Rooney Mara, star of The Girl with the Dragon Tattoo, reveals the secret numerological system behind David Fincher’s adaptation of the Stieg Larsson thriller

No brainer: You've been cast as Lisbeth Salander, the savant punk problem-child and hacking whiz of Swedish novelist Stieg Larsson's Millennium Trilogy, so of course you start pouring over the books. Not just The Girl with the Dragon Tattoo, but The Girl Who Played with Fire and The Girl Who Kicked the Hornet's Nest, too.  And Rooney Mara, the actress who brings Lisbeth uncannily to life in the just-released David Fincher-directed thriller, also studied volumes about the victims of sexual abuse. Salander, who allies with a Stockholm journo (Daniel Craig) to solve a decades-old mystery, was herself damaged by sexual abuse – both in her childhood, and in a brutal encounter with a court-appointed guardian that is central to the Dragon Tattoo storyline.

But here's another source Mara says she dove into, to help her understand the complicated character she played: books from the Enneagram Institute, home to an elaborate system of personality profiling by numbers.

"David's really, really into it," Mara reports, on the phone recently, "and he got me really into it, so I read a lot about the Enneagram…. It's this personality typing where there are these nine different types -- nine different categories that people can fall into. So I had him tell me what number every character was [in the film], and I did a lot of reading on that. I sort of became obsessed with it."

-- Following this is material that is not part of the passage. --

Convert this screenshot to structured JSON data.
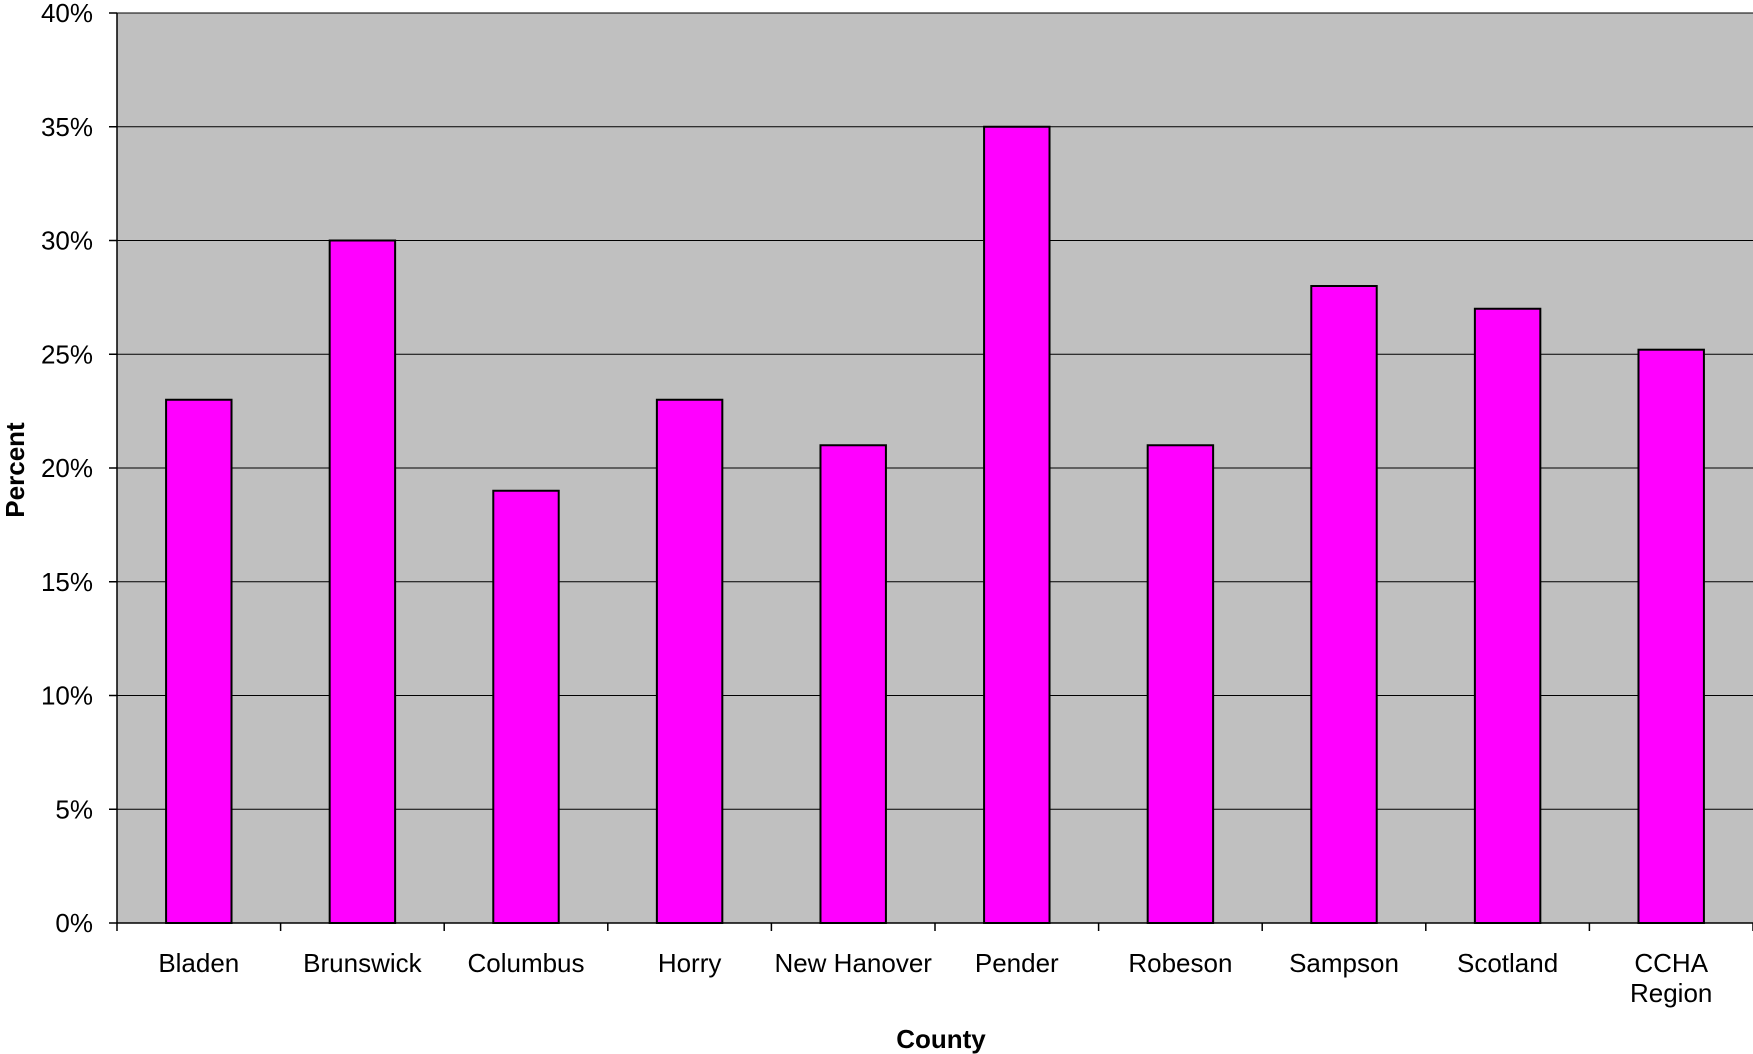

Mara reports that Lisbeth Salander is a 5, not surprisingly dubbed "The Investigator." Here's a Type 5 description, from the Enneagram website: Fives are alert, insightful, and curious. They are able to concentrate and focus on developing complex ideas and skills. Independent, innovative, and inventive, they can also become preoccupied with their thoughts and imaginary constructs. They become detached, yet high-strung and intense. They typically have problems with eccentricity, nihilism, and isolation. At their Best: visionary pioneers, often ahead of their time, and able to see the world in an entirely new way.

And what about Mara herself?

"I have a number," she says, laughing. "But I don't want to give it away."